Trays of smoked salmon and salmon-mousse?>
Recipe

Salmon Mousse

by Berkeley Wellness  

Popular in the 1950s and 1960s, this traditional appetizer has been updated by the use of fresh salmon instead of canned, and yogurt and reduced-fat sour cream instead of mayonnaise and heavy cream. If you’d prefer, you can substitute one 14 ¾-ounce can of sockeye salmon for the fresh (and omit the ¼ teaspoon of salt from step 1). If you do, don’t bother to drain or remove the skin or bones (which contain calcium) before transferring to the food processor.

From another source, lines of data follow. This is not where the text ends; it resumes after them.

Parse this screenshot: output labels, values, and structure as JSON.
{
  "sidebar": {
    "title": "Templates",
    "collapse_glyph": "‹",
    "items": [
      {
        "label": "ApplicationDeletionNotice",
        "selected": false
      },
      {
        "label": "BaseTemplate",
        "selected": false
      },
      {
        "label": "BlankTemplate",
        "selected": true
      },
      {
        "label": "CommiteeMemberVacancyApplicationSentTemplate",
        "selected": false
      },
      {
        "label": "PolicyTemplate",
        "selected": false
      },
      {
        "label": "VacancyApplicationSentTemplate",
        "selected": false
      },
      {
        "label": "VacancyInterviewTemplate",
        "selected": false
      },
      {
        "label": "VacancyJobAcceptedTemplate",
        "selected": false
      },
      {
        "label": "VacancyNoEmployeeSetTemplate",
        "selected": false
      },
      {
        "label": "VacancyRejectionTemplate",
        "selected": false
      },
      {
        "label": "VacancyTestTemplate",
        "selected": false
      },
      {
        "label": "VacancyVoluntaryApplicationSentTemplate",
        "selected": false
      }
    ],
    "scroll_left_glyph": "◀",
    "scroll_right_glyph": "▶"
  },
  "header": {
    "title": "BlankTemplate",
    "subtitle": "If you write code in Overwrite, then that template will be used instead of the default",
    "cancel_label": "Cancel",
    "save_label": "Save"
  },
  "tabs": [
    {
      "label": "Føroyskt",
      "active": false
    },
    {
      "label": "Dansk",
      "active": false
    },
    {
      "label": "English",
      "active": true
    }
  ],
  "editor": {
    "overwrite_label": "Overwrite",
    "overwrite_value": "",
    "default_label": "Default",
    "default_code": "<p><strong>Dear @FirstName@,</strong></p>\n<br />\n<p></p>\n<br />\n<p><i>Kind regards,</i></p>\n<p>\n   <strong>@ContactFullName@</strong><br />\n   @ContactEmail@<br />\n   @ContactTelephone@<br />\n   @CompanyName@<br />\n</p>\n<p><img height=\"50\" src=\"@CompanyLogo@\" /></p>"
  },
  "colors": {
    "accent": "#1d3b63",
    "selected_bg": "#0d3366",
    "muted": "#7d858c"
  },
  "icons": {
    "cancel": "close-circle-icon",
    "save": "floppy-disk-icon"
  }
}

Timing alert: The mousse needs to chill for at least 4 hours before serving.

Ingredients

  • 1 pound skinless salmon fillets
  • 1 teaspoon salt
  • 1 envelope unflavored gelatin
  • ½ cup cold water
  • ¾ cup plain fat-free yogurt
  • ? cup reduced-fat sour cream
  • ¼ cup drained white horseradish
  • 2 tablespoons grated onion
  • 2 teaspoons grated lemon zest
  • 3 tablespoons fresh lemon juice

Directions

1. Preheat the oven to 450°F. Place the salmon on a baking sheet and sprinkle with ¼ teaspoon of the salt. Roast for about 10 minutes, or until the salmon just barely flakes when tested with a fork (it should still be moist in the center). Let cool to room temperature.

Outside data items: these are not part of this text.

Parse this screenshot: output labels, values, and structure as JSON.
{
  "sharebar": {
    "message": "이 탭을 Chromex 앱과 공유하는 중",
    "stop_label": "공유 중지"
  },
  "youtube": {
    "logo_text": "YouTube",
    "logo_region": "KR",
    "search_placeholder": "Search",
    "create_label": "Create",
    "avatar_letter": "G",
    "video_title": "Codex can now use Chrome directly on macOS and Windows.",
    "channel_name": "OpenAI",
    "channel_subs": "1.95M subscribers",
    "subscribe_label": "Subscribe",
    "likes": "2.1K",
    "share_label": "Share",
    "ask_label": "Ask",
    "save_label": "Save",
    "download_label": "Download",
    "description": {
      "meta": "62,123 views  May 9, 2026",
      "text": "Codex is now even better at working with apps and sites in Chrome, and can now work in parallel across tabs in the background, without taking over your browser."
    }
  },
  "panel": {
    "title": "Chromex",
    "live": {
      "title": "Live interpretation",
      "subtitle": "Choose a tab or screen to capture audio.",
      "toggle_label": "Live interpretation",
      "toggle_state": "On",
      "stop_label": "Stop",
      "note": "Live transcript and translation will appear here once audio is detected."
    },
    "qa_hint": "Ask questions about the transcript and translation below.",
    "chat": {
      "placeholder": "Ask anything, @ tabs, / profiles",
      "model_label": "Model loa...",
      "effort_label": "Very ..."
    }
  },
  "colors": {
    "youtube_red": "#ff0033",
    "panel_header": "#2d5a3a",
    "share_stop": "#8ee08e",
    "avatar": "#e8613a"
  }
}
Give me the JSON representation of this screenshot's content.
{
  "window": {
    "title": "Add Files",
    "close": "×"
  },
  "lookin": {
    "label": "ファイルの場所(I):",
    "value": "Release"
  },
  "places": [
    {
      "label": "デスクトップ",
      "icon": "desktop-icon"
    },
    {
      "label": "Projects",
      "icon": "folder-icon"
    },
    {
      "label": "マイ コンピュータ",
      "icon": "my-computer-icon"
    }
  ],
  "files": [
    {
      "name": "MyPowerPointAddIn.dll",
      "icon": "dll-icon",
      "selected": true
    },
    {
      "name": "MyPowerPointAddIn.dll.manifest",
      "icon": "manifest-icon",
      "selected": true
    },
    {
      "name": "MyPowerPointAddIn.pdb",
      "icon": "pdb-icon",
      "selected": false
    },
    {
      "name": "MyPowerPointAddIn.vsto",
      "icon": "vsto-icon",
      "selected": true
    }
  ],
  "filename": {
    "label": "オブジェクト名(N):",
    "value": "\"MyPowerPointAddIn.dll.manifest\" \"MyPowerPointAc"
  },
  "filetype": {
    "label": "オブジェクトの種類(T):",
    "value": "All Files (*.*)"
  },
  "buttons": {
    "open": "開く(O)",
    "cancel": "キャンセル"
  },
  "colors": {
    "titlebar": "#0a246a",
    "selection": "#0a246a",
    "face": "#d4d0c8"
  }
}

2. Meanwhile, in a small heatproof bowl, sprinkle the gelatin over the water and let stand until softened, about 2 minutes. Set the bowl in a pan of simmering water and heat until the gelatin dissolves, about 3 minutes. Set aside to cool to room temperature.

3. Transfer the gelatin mixture to a food processor along with the salmon, the remaining ¾ teaspoon salt, the yogurt, sour cream, horseradish, onion, lemon zest, and lemon juice. Pulse until the mixture is smooth.

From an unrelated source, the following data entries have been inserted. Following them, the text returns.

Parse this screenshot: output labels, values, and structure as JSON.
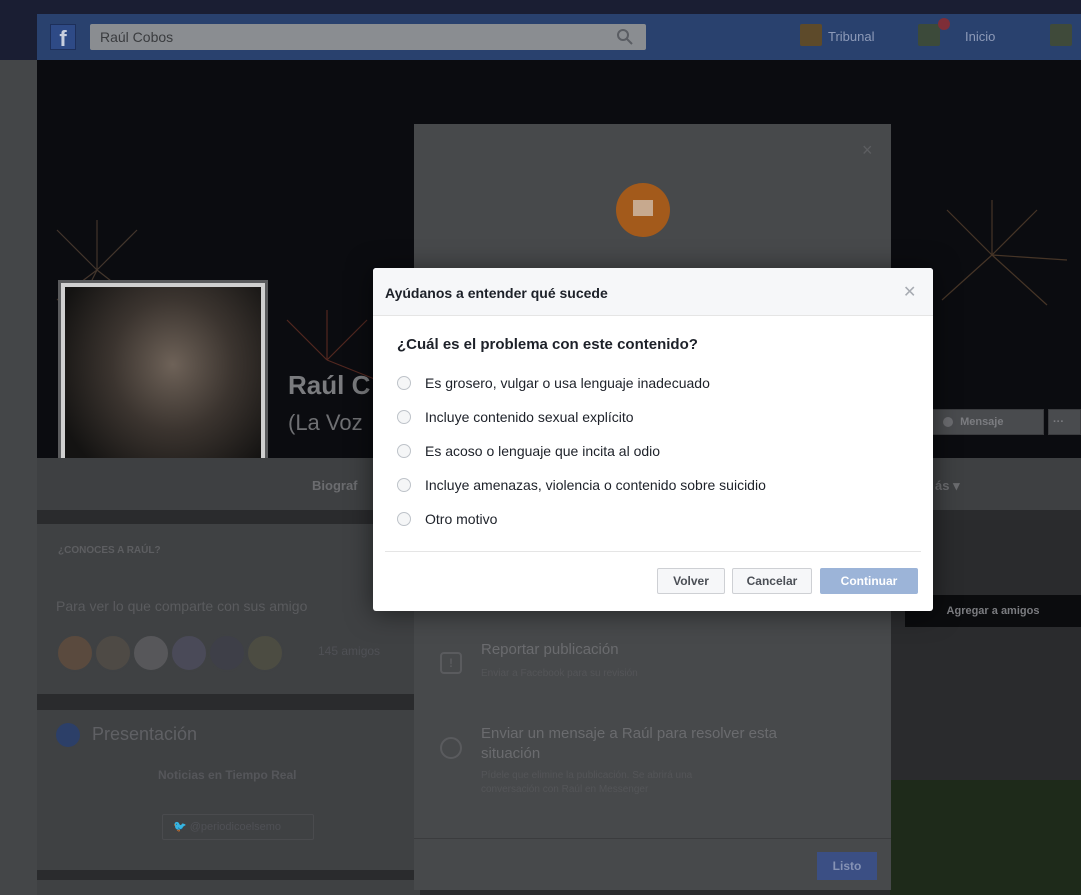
{
  "topbar": {
    "search_value": "Raúl Cobos",
    "nav": [
      {
        "label": "Tribunal"
      },
      {
        "label": "Inicio"
      }
    ]
  },
  "profile": {
    "name": "Raúl C",
    "subtitle": "(La Voz",
    "tab_biography": "Biograf",
    "tab_more": "ás ▾",
    "message_button": "Mensaje",
    "more_button": "···"
  },
  "sidebar": {
    "know_label": "¿CONOCES A RAÚL?",
    "know_text": "Para ver lo que comparte con sus amigo",
    "friends_count": "145 amigos",
    "add_friend": "Agregar a amigos",
    "intro_title": "Presentación",
    "intro_text": "Noticias en Tiempo Real",
    "twitter_handle": "@periodicoelsemo"
  },
  "report_dialog": {
    "option1_title": "Reportar publicación",
    "option1_desc": "Enviar a Facebook para su revisión",
    "option2_title": "Enviar un mensaje a Raúl para resolver esta",
    "option2_title_line2": "situación",
    "option2_desc": "Pídele que elimine la publicación. Se abrirá una",
    "option2_desc_line2": "conversación con Raúl en Messenger",
    "done_button": "Listo"
  },
  "modal": {
    "title": "Ayúdanos a entender qué sucede",
    "question": "¿Cuál es el problema con este contenido?",
    "options": [
      {
        "label": "Es grosero, vulgar o usa lenguaje inadecuado"
      },
      {
        "label": "Incluye contenido sexual explícito"
      },
      {
        "label": "Es acoso o lenguaje que incita al odio"
      },
      {
        "label": "Incluye amenazas, violencia o contenido sobre suicidio"
      },
      {
        "label": "Otro motivo"
      }
    ],
    "back_button": "Volver",
    "cancel_button": "Cancelar",
    "continue_button": "Continuar"
  },
  "colors": {
    "facebook_blue": "#3b5998",
    "primary_disabled": "#9cb4d8",
    "report_orange": "#e07d26"
  }
}
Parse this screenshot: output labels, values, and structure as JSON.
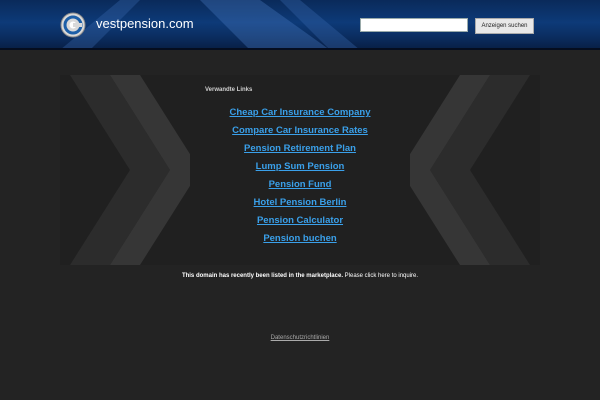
{
  "header": {
    "site_name": "vestpension.com",
    "search": {
      "value": "",
      "button_label": "Anzeigen suchen"
    }
  },
  "links": {
    "heading": "Verwandte Links",
    "items": [
      "Cheap Car Insurance Company",
      "Compare Car Insurance Rates",
      "Pension Retirement Plan",
      "Lump Sum Pension",
      "Pension Fund",
      "Hotel Pension Berlin",
      "Pension Calculator",
      "Pension buchen"
    ]
  },
  "notice": {
    "bold": "This domain has recently been listed in the marketplace.",
    "rest": " Please click here to inquire."
  },
  "footer": {
    "privacy_link": "Datenschutzrichtlinien"
  },
  "colors": {
    "background": "#232323",
    "header_blue": "#0d3a78",
    "link": "#3aa0ea"
  }
}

4. Transfer the mousse mixture to a decorative bowl, cover, and refrigerate at least 4 hours for the mousse to set.

Makes 12 servings.

Nutrition per serving: 80 calories, 3g total fat (1g saturated), 0g dietary fiber, 3g carbohydrate, 10g protein, 240mg sodium.

A good source of: niacin, omega-3 fatty acids, selenium, vitamin B12, vitamin B6.